I've decided to look at jobs now rather than wait until my bank account is urgently low and I feel like I need to take any job I can get. I've long made it a priority to ensure that I never feel trapped or forced into anything. Right now, I have the luxury of being able to selectively apply for jobs that I think I'll find challenging and fulfilling. I hope it works out!

I should note here that I wasn't going to write anything about job hunting until I actually landed a job — who wants to look like a failure? — but failure is just a part of the story. Writing only about success reeks of that lack of authenticity I spoke of earlier.

That said, let's talk about a little success. Remember when I sprained my ankle in Thailand? I spent about two and a half weeks on crutches, a few more weeks in a brace and a month in physical therapy.

I went from this...

About to leave Thailand! At the Koh Samui airport on May 8. this...

Taking a break from limping around in my brace. In my mom's backyard on May 26. this!

Running like a boss! At Green Lake on July 4.

OK, so I'm not completely recovered yet. I have to do short intervals of running and walking, since my bad ankle can't handle the impact of constant running quite yet, and I still have bouts of soreness and swelling. Right now, for example, the ankle is pissed off because I wore heels to a job interview yesterday. My bad!

Recovering has seemed like a long, tedious process, but I'm just so thankful to be able to walk normally again. Mobility is such a precious gift, and it's important for so many things I hold dear, like running, traveling and feeling independent. I'll always remember what it felt like to have it taken away and appreciate it a lot more.

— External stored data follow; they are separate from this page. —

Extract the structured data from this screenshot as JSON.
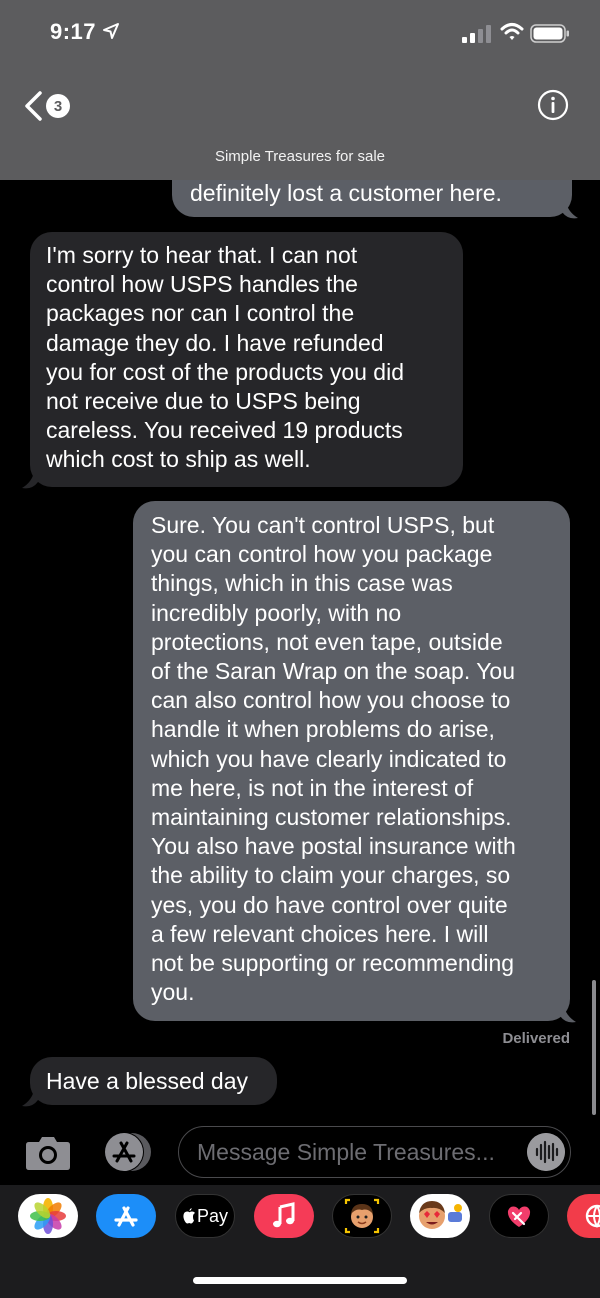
{
  "status": {
    "time": "9:17"
  },
  "nav": {
    "back_count": "3",
    "contact": "Simple Treasures for sale"
  },
  "messages": {
    "m1": "definitely lost a customer here.",
    "m2": "I'm sorry to hear that.  I can not\ncontrol how USPS handles the\npackages nor can I control the\ndamage they do.  I have refunded\nyou for cost of the products you did\nnot receive due to USPS being\ncareless.  You received 19 products\nwhich cost to ship as well.",
    "m3": "Sure. You can't control USPS, but\nyou can control how you package\nthings, which in this case was\nincredibly poorly, with no\nprotections, not even tape, outside\nof the Saran Wrap on the soap. You\ncan also control how you choose to\nhandle it when problems do arise,\nwhich you have clearly indicated to\nme here, is not in the interest of\nmaintaining customer relationships.\nYou also have postal insurance with\nthe ability to claim your charges, so\nyes, you do have control over quite\na few relevant choices here. I will\nnot be supporting or recommending\nyou.",
    "delivered": "Delivered",
    "m4": "Have a blessed day"
  },
  "input": {
    "placeholder": "Message Simple Treasures..."
  },
  "apps": {
    "items": [
      "photos-icon",
      "app-store-icon",
      "apple-pay-icon",
      "music-icon",
      "memoji-icon",
      "animoji-icon",
      "digital-touch-icon",
      "web-images-icon"
    ],
    "apple_pay_label": "Pay"
  },
  "colors": {
    "header": "#5c5c5e",
    "sent_bubble": "#5c5f66",
    "received_bubble": "#262629",
    "drawer": "#1c1c1e"
  }
}
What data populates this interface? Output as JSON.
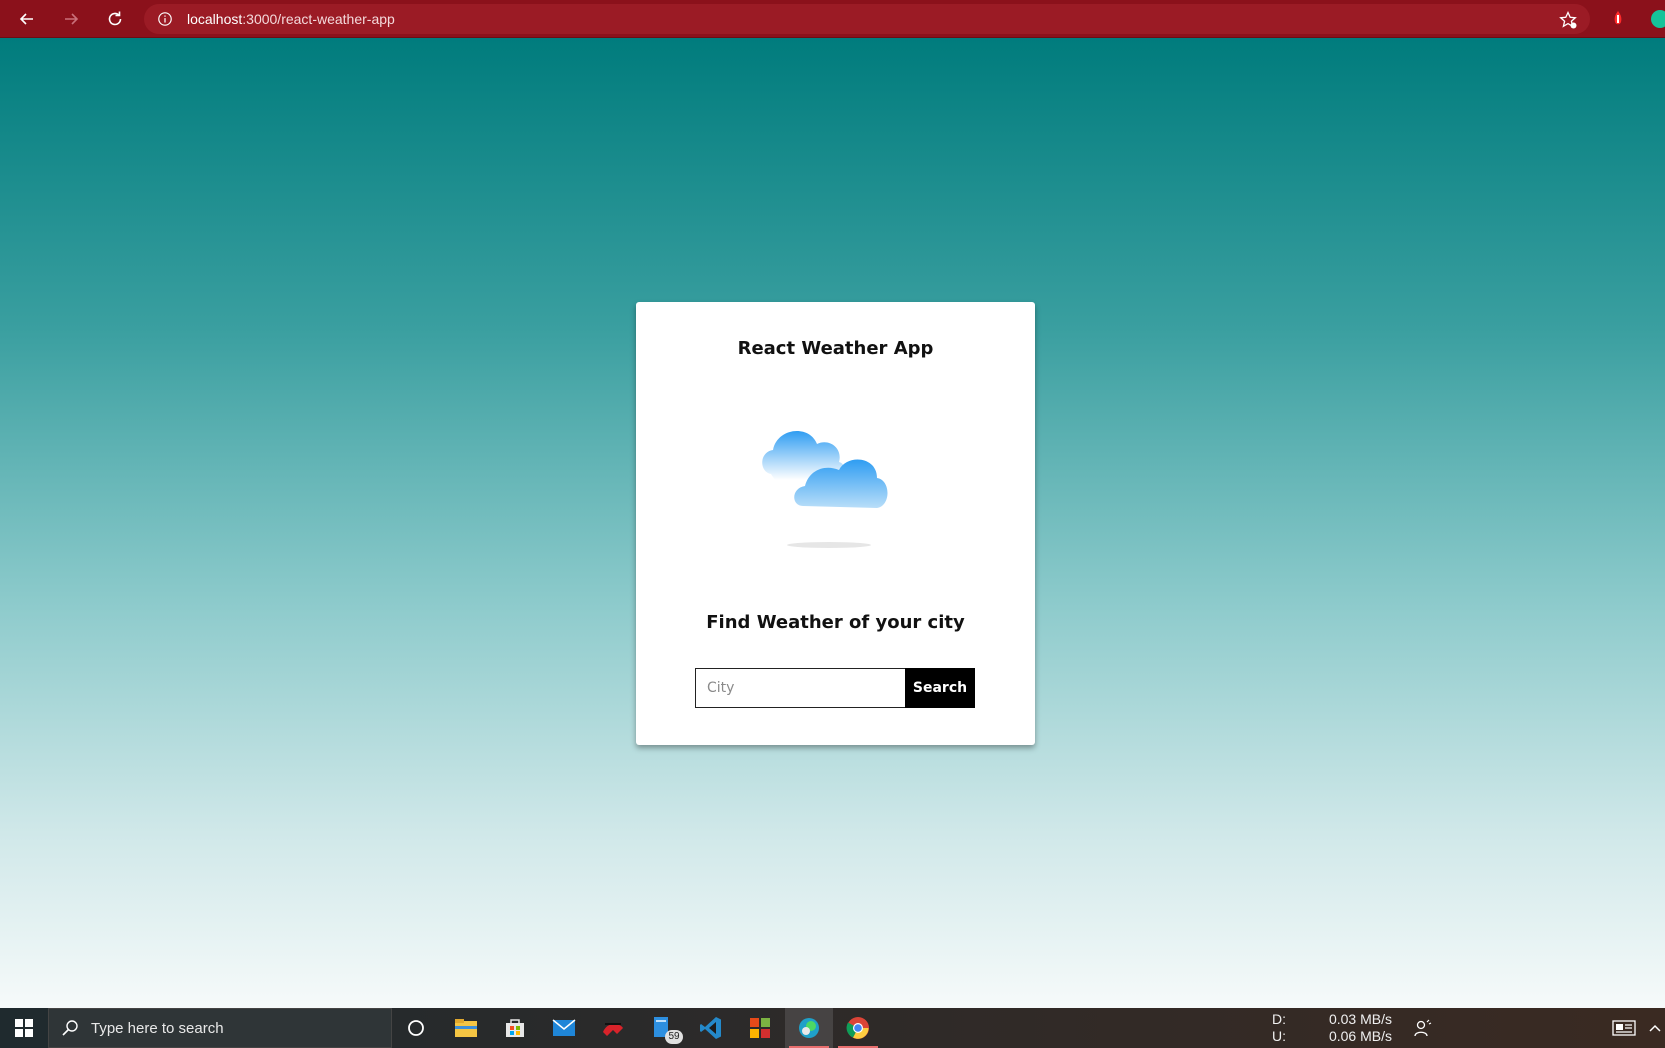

Let's see... happiness, Portland, Aaron, Hawaii, job interviews, recovery... I think I've covered a lot in this long-overdue life update!

I suppose I'll end with something I learned at the World Domination Summit. Before I wrote this post, I was thinking about how happy I am right now, and sort of basking in that glow of things just feeling right.

And then... I felt a tiny twinge of dread. Things can't be this good for long. What's about to go wrong?

Brené Brown spoke at WDS about vulnerability. She said that most of us are afraid to be vulnerable because our instinct is to close ourselves off, to shield ourselves from rejection, embarrassment and pain. In doing so, though, we also stifle our ability to fully experience joy.

Even though I'm happy now, my gut tells me to prepare myself for something bad to happen. Some may call that pessimism; others, practicality. All I know is that it cuts short my joy, and Brown says that sucks. I do, too.

I'll choose instead to be vulnerable, to open myself up to all possibilities and to hold on to my happiness.